Há alguns dias a coluna divulgou matéria acerca da responsabilidade civil de médicos e de hospitais relacionada com danos causados a pacientes (erro médico).
A matéria, em sede de decisões judiciais e de opiniões doutrinárias, não está pacificada, principalmente, no caso de o médico não pertencer ao quadro de empregados do estabelecimento hospitalar e a prática de qualquer tipo de intervenção resultar de mero ato de cortesia da empresa médica.

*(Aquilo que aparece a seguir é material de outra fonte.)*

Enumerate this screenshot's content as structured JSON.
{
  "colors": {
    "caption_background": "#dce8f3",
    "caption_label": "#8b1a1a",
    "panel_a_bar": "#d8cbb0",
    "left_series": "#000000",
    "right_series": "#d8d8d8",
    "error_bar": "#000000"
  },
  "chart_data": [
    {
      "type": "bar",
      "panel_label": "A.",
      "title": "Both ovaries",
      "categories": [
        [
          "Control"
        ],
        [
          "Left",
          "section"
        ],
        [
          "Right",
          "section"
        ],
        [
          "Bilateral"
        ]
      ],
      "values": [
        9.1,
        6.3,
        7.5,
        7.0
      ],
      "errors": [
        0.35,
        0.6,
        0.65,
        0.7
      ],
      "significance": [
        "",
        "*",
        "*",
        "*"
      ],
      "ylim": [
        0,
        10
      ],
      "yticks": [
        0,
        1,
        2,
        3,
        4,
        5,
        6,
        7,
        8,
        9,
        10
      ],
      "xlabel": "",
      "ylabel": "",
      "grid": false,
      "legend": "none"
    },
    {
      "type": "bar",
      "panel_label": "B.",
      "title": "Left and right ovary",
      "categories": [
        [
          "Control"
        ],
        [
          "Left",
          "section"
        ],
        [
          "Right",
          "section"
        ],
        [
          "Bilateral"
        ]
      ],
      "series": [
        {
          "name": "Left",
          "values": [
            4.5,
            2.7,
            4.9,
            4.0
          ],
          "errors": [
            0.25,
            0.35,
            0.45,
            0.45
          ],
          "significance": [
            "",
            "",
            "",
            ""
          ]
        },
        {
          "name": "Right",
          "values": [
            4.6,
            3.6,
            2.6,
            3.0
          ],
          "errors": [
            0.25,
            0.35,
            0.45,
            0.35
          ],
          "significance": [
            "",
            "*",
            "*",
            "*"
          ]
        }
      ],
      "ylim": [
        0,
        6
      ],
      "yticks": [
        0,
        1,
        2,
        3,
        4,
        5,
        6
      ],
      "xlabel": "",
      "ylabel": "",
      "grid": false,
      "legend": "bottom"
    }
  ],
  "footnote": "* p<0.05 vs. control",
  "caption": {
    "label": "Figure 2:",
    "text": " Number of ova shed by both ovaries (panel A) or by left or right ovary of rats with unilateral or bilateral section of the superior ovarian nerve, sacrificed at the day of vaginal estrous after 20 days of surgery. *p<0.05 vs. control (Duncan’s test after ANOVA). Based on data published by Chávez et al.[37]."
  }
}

A coluna firma o compromisso de continuar discutindo a matéria, que é de interesse de toda a classe médica (profissionais liberais e empresários), conforme prometido.
Cumprindo o propósito seguem duas decisões do Tribunal de Justiça do Rio de Janeiro, que sinalizam o entendimento jurisprudencial dominante:
“Responsabilidade civil. Cirurgia plástica. Erro profissional. Deformação. Indenização. Hospital responsável. Há responsabilidade civil de estabelecimento hospitalar por erro profissional de sua equipe quando ocorre culpa in eligendo. Na cirurgia estética existe responsabilidade do médico quando há resultado diverso do pretendido pelo paciente”. TJRJ, 6ª C., RT 566/191.
“Procede ação de indenização contra estabelecimento hospitalar por erro profissional de membro de sua equipe médica. Sendo o médico considerado preposto, no exercício de sua profissão, há configuração de culpa presumida do empregador. Assim, existe culpa contratual configurada no caso de o estabelecimento hospitalar que mantém contrato de seguro de saúde não ter médicos de plantão em determinados horários, substituídos por estagiários.” TJRJ, RT 559/193.